Since $M$ is idempotent and symmetric with rank $n-K$, it is clear that:
$$\Big(\frac{\boldsymbol{\varepsilon'}}{\sigma}\Big)M\Big(\frac{\boldsymbol{\varepsilon}}{\sigma}\Big) = \frac{n-K}{\sigma^2}s^2 \sim \chi^2_{(n-K)}$$
This can be used now to construct the confidence interval:
$$Pr\bigg(q_{\alpha/2}<\frac{n-K}{\sigma^2}s^2 < q_{1-\alpha/2}\bigg)=1-\alpha$$
$$Pr\bigg(\frac{n-K}{q_{1-\alpha/2}}s^2 < \sigma^2 < \frac{n-K}{q_{\alpha/2}}s^2 \bigg) = 1-\alpha$$
where $q_p$ is the $p^{th}$ quantile of $\chi^2_{(n-K)}$
Based on your data, we can use qchisq
in R to get these quantilies.
# lower bound:
sum(salesmod$residuals^2)/qchisq(0.975,df=15)
[1] 285.7373
# upper_bound
sum(salesmod$residuals^2)/qchisq(0.025,df=15)
[1] 1254.277
Best Answer
Unless there is some underlying lesson or instruction I am missing, I find your instructor's approach a bit silly here. When computing the "variance" of a sample of observed quantities, we are really trying to form an estimator for the underlying random variable is represents. In my view, it is therefore more sensible to view the statistic you computed (the unbiased error variance estimator) as the proper "variance" in this case.$^\dagger$ The statistic your instructor is suggesting is one that incorporates Bessel's correction for a standard IID sample, but the residuals are not a sample of this kind, and consequently the statistic he is proposing is not an unbiased estimator of anything useful here.
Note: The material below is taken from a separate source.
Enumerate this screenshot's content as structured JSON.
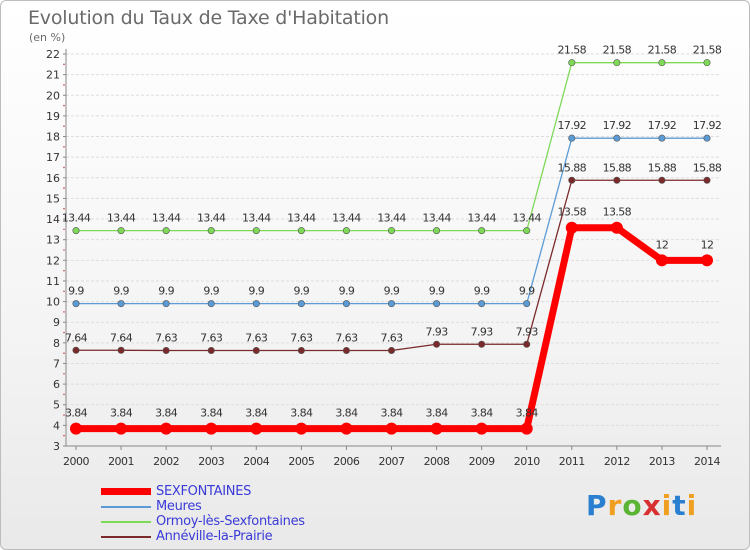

It is possible that your instructor wanted you to compute the "sample variance" of the residuals using the standard formula, perhaps for the purpose of stressing to you that this is not equivalent to the unbiased error variance estimator in this case. Perhaps he is trying to impart some lesson here about the differences between the unbiased variance estimator in the IID case versus the unbiased estimator in the regression model. In any case, you seem to understand the matter well, so don't sweat it if you were marked incorrectly.
$^\dagger$ In the comments, whuber points out that the "variance" of a sample of values is sometimes regarded as the sum of squares divided by $n$ --- this definition comes from the fact that it is the variance of the empirical distribution of the sample. I am somewhat in the minority in the statistical profession in regarding this as a poor definition of the "variance" of a sample. In any case, this is not what your instructor is referring to.